In Google LLC v. CNIL, the Court of Justice of the European Union (CJEU or Court) held that the EU law only requires valid “right to be forgotten” “de-referencing” requests to be carried out by a search engine operator on search engine versions accessible in EU Member States, as opposed to all versions of its search engine worldwide. The ruling has been perceived as a “win” for Google and other interveners, such as Microsoft and the Wikimedia Foundation, who argued against worldwide de-referencing; while the Court has been praised for its restraint in finding that the current EU law on the “right to be forgotten” only applies within the EU. However, the CJEU went further and recognized the EU Parliament’s ability to extend the GDPR to apply extraterritorially and Member States’ ability to apply national de-referencing laws beyond their borders.

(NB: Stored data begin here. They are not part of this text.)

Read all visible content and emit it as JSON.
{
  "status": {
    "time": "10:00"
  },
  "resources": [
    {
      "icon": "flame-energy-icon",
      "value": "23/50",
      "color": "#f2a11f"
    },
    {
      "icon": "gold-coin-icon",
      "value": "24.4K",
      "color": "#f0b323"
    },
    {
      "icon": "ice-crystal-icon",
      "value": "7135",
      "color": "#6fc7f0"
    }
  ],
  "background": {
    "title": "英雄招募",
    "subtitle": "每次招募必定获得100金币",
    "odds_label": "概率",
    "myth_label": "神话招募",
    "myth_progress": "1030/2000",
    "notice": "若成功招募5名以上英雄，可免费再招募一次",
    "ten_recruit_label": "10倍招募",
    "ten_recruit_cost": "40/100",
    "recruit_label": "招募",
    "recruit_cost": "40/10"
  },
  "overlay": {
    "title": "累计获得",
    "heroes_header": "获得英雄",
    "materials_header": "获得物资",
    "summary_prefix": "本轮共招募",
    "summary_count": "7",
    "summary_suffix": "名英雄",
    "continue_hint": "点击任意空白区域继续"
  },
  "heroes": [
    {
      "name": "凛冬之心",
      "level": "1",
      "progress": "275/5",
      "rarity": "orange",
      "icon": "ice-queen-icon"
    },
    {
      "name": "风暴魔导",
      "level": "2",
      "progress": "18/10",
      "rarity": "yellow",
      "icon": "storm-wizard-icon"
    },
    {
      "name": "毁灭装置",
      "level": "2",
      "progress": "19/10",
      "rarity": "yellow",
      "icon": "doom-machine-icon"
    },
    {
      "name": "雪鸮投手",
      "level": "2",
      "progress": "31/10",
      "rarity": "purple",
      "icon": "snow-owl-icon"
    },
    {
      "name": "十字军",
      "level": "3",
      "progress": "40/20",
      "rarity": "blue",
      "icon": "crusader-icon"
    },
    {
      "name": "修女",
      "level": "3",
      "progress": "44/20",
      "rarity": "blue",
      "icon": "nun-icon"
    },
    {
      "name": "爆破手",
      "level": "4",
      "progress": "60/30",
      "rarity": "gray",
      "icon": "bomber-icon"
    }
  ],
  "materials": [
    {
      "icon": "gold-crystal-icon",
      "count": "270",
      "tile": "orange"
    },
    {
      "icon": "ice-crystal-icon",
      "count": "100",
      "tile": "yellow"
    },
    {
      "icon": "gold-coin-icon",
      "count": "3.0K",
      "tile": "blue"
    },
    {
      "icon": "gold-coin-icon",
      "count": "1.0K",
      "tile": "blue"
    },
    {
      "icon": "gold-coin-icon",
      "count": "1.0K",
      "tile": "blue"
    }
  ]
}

Moreover, the CJEU appears to have reached these conclusions at the expense of the GDPR’s aims to harmonize the data protection framework across the EU. The decision allows Member States to decide individually the territorial scope of de-referencing obligations, thus creating the potential for different results based on where the requester resides. By creating the potential for national data protection authorities to apply stronger protections than those afforded by the GDPR, this decision could be seen as another brick in the “data privacy wall” which the CJEU has built to protect EU citizens. This note thus argues that Google LLC v. CNIL’s significance can only be understood by situating it in the broader context of CJEU’s recent data privacy decisions, which reveals the continued forcefulness of the CJEU’s stance on data protection after Snowden and Cambridge Analytica scandal.